Monday, August 13, 2012

Entering the New Stage: Editing.

I didn't know the first thing about editing when I started on this writing journey. I knew that if I wanted to ever finish a book I would have to enter the stage of editing at some point, but I guess I never bothered to actually learn about the craft as much as I did when it comes to the writing itself, which was a mistake. I should have bothered to learn about it because entering this stage as in about now, I see how different the process is between actual editing and actual writing. 

Many said that authors make the worst editors. To some extent this is true because reading through my own work, I find it challenging to be 100% objective in judging the piece. It's hard to realize the holes, the missing points when you already know the events happening by heart before even reading them through. I've only gone through the first chapters in the plot and I realized the further you go, the harder it is to maintain objectivity because every line rings a bell.
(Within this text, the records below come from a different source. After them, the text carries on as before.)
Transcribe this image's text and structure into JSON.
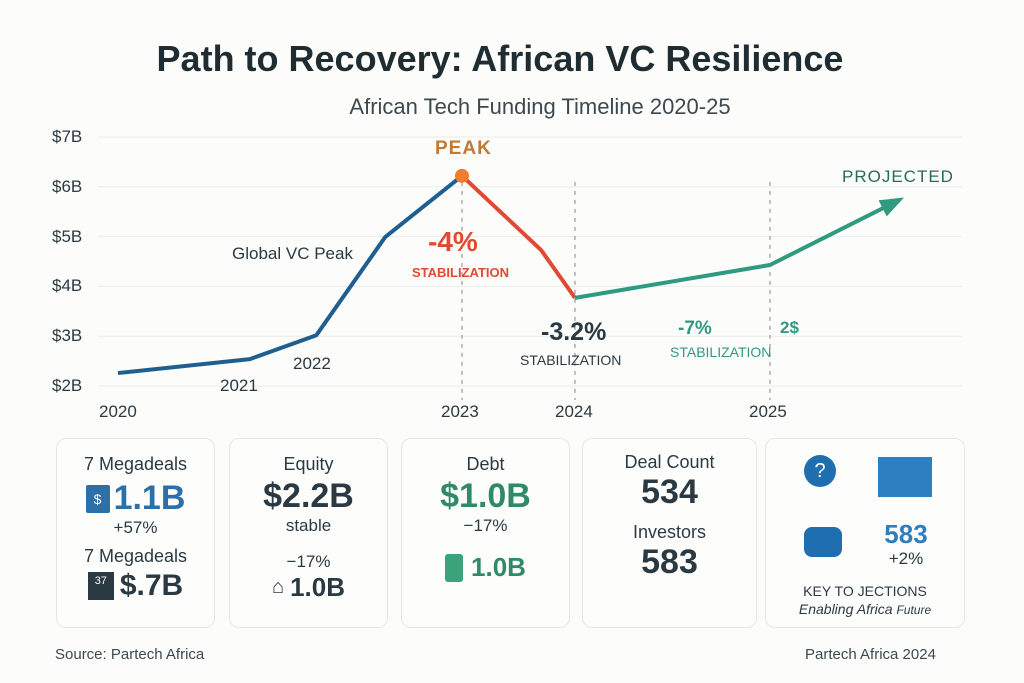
{
  "title": "Path to Recovery: African VC Resilience",
  "subtitle": "African Tech Funding Timeline 2020-25",
  "colors": {
    "rise": "#1f5f8f",
    "decline": "#e04a33",
    "projection": "#2f9a80",
    "peak_marker": "#ef7d2d",
    "peak_label": "#c07a34"
  },
  "chart_data": {
    "type": "line",
    "title": "African Tech Funding Timeline 2020-25",
    "ylabel": "",
    "xlabel": "",
    "ylim": [
      2,
      7
    ],
    "yticks": [
      "$7B",
      "$6B",
      "$5B",
      "$4B",
      "$3B",
      "$2B"
    ],
    "xticks": [
      "2020",
      "2021",
      "2022",
      "2023",
      "2024",
      "2025"
    ],
    "grid": true,
    "series": [
      {
        "segment": "rise",
        "x": [
          2020,
          2021.15,
          2021.73,
          2022.33,
          2023
        ],
        "y": [
          2.26,
          2.54,
          3.02,
          4.99,
          6.22
        ]
      },
      {
        "segment": "decline",
        "x": [
          2023,
          2023.7,
          2024
        ],
        "y": [
          6.22,
          4.73,
          3.77
        ]
      },
      {
        "segment": "projection",
        "x": [
          2024,
          2025,
          2025.66
        ],
        "y": [
          3.77,
          4.43,
          5.73
        ]
      }
    ],
    "annotations": {
      "peak": "PEAK",
      "global_peak": "Global VC Peak",
      "drop_2023": "-4%",
      "drop_2023_label": "STABILIZATION",
      "drop_2024": "-3.2%",
      "drop_2024_label": "STABILIZATION",
      "drop_2025": "-7%",
      "drop_2025_extra": "2$",
      "drop_2025_label": "STABILIZATION",
      "projected": "PROJECTED"
    }
  },
  "cards": {
    "megadeals": {
      "label1": "7 Megadeals",
      "value1": "1.1B",
      "change1": "+57%",
      "label2": "7 Megadeals",
      "icon2_text": "37",
      "value2": "$.7B"
    },
    "equity": {
      "label": "Equity",
      "value": "$2.2B",
      "note": "stable",
      "change": "−17%",
      "value2": "1.0B"
    },
    "debt": {
      "label": "Debt",
      "value": "$1.0B",
      "change": "−17%",
      "value2": "1.0B"
    },
    "deals": {
      "label1": "Deal Count",
      "value1": "534",
      "label2": "Investors",
      "value2": "583"
    },
    "key": {
      "value": "583",
      "change": "+2%",
      "title": "KEY TO JECTIONS",
      "tagline_1": "Enabling",
      "tagline_2": "Africa",
      "tagline_3": "Future"
    }
  },
  "footer": {
    "source": "Source: Partech Africa",
    "credit": "Partech Africa 2024"
  }
}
The more lines you read, the more bells it ring. I can't imagine how I will be able to judge my characterization when I already know those characters by heart, as if they were real people standing in front of me right now. 

This is exactly why you need to make sure you give enough distance between finishing your draft and starting to edit it. Trust me, a week won't be enough. Spending only a week away from the characters you have grown to love for a year, or maybe two, will not be enough to make you step out of your own story. If you have a deadline, then you have no choice but to work on it as soon as you can. But if you don't, spend weeks away from it, months if you can. I'm not saying don't do anything for months. I'm just saying don't do anything with the draft for months. Work on something else, start a new writing project, whatever it is, keep yourself busy with other writing stuffs so that your mind will be absorbed by something else. This will help you to grow out of your story and build objectivity over it. 

Okay, don't get me wrong. Editing isn't as excruciating as it sounds. It's actually kind of fun. You get to read through this thick bundle of pages that you have written and as you go on, you will realize that you can write. I don't know whether you can write well or not, but I'm sure you can write, because you have written that many words on paper and that proves you have something. I mean, you just have to admit that some sentences will blow you away and you'll be like: WOW! Did I really write that? Am I that awesome? But of course, this only applies to "some" sentences, as in a very small number of them, because most of the things you wrote in your first draft will be crap. Now, to turn those crappy sentences to a masterpiece, you need to go through this editing stage. And to complete this stage with style, you need objectivity, lots of it.